Research Seminar - Cosmi Lin

March 8, 2022

Atomically Precise Material Engineering for Atomically Scaled Electronics

At the atomic scale, new forms of physical phenomena emerge that can provide remarkable opportunities for next-generation tools with unprecedented functionality and energy efficiency. Further down-scaling of electronic devices for the emerging computing systems requires the capability of engineering material properties at the limit of the atomic scale. While scaling of silicon technologies is running out of steam, low-dimensional materials, such as 2D transition-metal dichalcogenides (TMDs) and 1D carbon nanotubes (CNT) or graphene nanoribbons (GNRs) have been envisioned as promising materials for the ultimately scaled transistors and non-classical computing devices. This talk will introduce several recently developed atomically precise material engineering approaches and address some of the key challenges in low-dimensional material electronics.  First, I will present a new reaction pathway to implement the room-temperature atomic-layer substitution for 2D materials.

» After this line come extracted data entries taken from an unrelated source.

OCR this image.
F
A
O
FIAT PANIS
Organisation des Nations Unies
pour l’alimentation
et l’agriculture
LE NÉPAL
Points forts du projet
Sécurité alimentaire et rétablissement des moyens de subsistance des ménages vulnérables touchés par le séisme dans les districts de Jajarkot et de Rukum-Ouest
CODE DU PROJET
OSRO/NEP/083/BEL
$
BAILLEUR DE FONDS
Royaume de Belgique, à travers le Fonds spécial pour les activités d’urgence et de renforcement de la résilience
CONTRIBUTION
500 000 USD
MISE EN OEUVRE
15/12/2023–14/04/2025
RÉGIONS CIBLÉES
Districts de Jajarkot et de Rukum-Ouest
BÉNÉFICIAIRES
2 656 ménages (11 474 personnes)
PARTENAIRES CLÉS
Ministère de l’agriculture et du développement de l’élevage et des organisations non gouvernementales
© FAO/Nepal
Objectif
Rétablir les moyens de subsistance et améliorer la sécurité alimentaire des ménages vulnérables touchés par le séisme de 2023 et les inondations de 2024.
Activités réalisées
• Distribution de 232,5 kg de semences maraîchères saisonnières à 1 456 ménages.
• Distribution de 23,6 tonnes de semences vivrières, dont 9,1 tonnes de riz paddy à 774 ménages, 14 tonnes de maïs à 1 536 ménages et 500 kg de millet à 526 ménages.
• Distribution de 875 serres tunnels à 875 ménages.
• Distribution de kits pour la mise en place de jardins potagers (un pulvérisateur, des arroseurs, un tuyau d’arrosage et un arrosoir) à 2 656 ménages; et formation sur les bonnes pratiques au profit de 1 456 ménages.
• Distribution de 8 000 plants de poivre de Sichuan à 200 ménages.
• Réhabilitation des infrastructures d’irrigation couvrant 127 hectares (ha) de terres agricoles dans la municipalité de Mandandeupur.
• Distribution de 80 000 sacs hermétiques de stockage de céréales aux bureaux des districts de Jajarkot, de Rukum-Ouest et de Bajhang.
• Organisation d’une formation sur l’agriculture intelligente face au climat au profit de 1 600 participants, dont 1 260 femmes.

Diverse artificially engineered Janus monolayer materials and their lateral heterostructures can be constructed, which can lead to unique electronic, photonic, and mechanical properties. Second, I will talk about two recent works that addresses the material challenges for forming an energy-barrier-free electrical contacts to 2D semiconductors, including the semimetal contact strategy that eliminates the metal-induced gap states, and the oxygen-incorporated chemical vapor deposition approach that effectively passivates the natural chalcogen vacancies in monolayer TMDs and reduces the defect-induced gap states. Record-high 2D transistor performance is achieved, with the contact resistance on par with silicon technologies, and approaching the quantum limit. Finally, I will introduce our material-level and device-level co-optimization efforts on the bottom-up synthesized GNRs towards the ultimately scaled transistor applications.
Yuxuan Cosmi Lin is a research scientist in the low-dimensional material research team of Corporate Research at TSMC San Jose. He received a B.S degree in microelectronics from Tsinghua University, Beijing, China in 2012, and M.S. and Ph.D degrees in electrical engineering from Massachusetts Institute of Technology in 2014 and 2019, respectively. He conducted his postdoctoral research in Prof. Bokor's group, in the Department of Electrical Engineering and Computer Sciences at University of California, Berkeley, from 2019 to 2021. His research interest includes synthesis, characterization, electronic and optoelectronic device applications, and system-level integration of emerging multifunctional nano-/quantum materials, including 0D functional molecules, 1D carbon nanotubes and graphene nanoribbons, 2D transition metal dichalcogenides, and other quantum and topological matters.